A minha Leonor é muito
inteligente. Digo isto com muita alegria e alguma vaidade mas sem me querer
armar aos cágados. É a constatação de uma realidade. Dizer isto para mim é tão
óbvio como dizer que a Alicia Keys é linda, tem uma voz soberba é uma artista
que não dá um tiro ao lado. A Leonor sempre teve uma inteligência pacífica,
tranquila.
A minha Maria, filha pelo
baptismo, também é muito inteligente. Mas já é uma inteligência rebelde, algo
desassossegada. Muito desassossegada. Questiona tudo o que mexe.
A ver se consigo explicar a
diferença: pela Leonor ainda vivíamos no tempo do Salazar se ele não tivesse
caído da cadeira, o pobre do velhinho. Para não fazer reboliço, ela aguentava o
Antigo Regime. Sofria em silêncio.
Isto para dizer que se as grandes
são assim, a minha Alice é um upgrade da Maria. É a inteligência dela em versão
de 2010. Rebelde ao cubo. Um cubo em 3 dimensões e virtual.
Dois apontamentos deste domingo
passado:
Fomos almoçar fora com as tias do
Vasco Santana (as minhas…) no sítio do costume quando saímos para comer no
Verão, à beira rio e a ver Marvão. Onde se paga não só a comida mas o espaço
também. Tudo muito bom, tudo muito fantástico. Mas a Dona Alice, que tinha ido
de manhã para a piscina comigo e com a mana, arreou depois do peixinho
grelhado. Não foi ao tapete, resistiu mas quando fomos dar uma voltinha a
Castelo de Vide para apresentar às minhas tias que estavam desertas de ver
gente e coisas novas, a loja da mãe da minha amiga Sofia Borges, a Alice
deixou-se dormir no carro. Aí só não foi ao tapete como se diz no boxe porque
ficou encostada na cadeirinha. Ficou com guarda mas a descansar no carro.
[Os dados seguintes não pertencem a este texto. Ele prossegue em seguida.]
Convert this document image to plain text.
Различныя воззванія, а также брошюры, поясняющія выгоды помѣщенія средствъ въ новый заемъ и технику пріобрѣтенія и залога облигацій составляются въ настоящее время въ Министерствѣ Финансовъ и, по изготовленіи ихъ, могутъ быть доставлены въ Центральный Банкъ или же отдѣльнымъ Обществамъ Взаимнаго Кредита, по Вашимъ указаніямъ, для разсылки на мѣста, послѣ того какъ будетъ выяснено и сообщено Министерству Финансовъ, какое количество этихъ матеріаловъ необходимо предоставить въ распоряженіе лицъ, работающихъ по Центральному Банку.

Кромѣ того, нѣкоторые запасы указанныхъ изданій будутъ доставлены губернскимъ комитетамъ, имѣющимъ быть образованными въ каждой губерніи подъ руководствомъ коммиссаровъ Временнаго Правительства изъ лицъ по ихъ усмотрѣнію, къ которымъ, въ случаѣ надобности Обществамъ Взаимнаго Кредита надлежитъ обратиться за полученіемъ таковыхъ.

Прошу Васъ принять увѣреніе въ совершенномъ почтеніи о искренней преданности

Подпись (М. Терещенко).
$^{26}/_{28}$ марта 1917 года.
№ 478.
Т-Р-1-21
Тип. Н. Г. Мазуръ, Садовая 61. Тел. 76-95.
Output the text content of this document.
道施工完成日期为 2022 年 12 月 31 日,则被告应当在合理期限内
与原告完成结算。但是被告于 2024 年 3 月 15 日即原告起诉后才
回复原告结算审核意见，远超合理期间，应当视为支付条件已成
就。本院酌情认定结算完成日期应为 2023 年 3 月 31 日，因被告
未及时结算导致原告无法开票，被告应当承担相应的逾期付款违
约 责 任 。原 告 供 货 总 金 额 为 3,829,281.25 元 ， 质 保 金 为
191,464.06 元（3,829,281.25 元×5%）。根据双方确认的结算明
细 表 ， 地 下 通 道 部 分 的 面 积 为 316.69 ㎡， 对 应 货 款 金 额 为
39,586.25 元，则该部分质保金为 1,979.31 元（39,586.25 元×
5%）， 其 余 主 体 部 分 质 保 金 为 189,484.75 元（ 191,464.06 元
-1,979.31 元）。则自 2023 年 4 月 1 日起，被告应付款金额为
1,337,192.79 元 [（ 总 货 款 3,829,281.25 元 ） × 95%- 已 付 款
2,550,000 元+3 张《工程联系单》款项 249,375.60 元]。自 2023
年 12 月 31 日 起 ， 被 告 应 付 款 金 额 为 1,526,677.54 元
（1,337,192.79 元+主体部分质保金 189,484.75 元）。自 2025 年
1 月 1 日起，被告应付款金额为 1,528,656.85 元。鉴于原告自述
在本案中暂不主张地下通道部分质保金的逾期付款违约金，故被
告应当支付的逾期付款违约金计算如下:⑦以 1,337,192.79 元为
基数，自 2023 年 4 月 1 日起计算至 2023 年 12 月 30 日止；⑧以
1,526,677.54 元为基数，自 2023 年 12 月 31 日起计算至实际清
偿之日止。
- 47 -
“Coitadinha… eu sabia que se ia deixar dormir”, pensei. Uma meia hora depois
decidimos regressar a casa. Eu arrisquei-me na condução e desci uma rua mais estreitinha
do que eu me lembrava, que vai da igreja matriz à fonte da vila. Raspei um
bocadinho com o espelho. Um bocadinho, porque o Astra é largo que se farta e eu
estava habituado a descer aquilo à pendura nos carros dos meus pais, mais
franceses e mais fininhos, um Renault e um Peugeot. Tudo tranquilo. Tudo calmo.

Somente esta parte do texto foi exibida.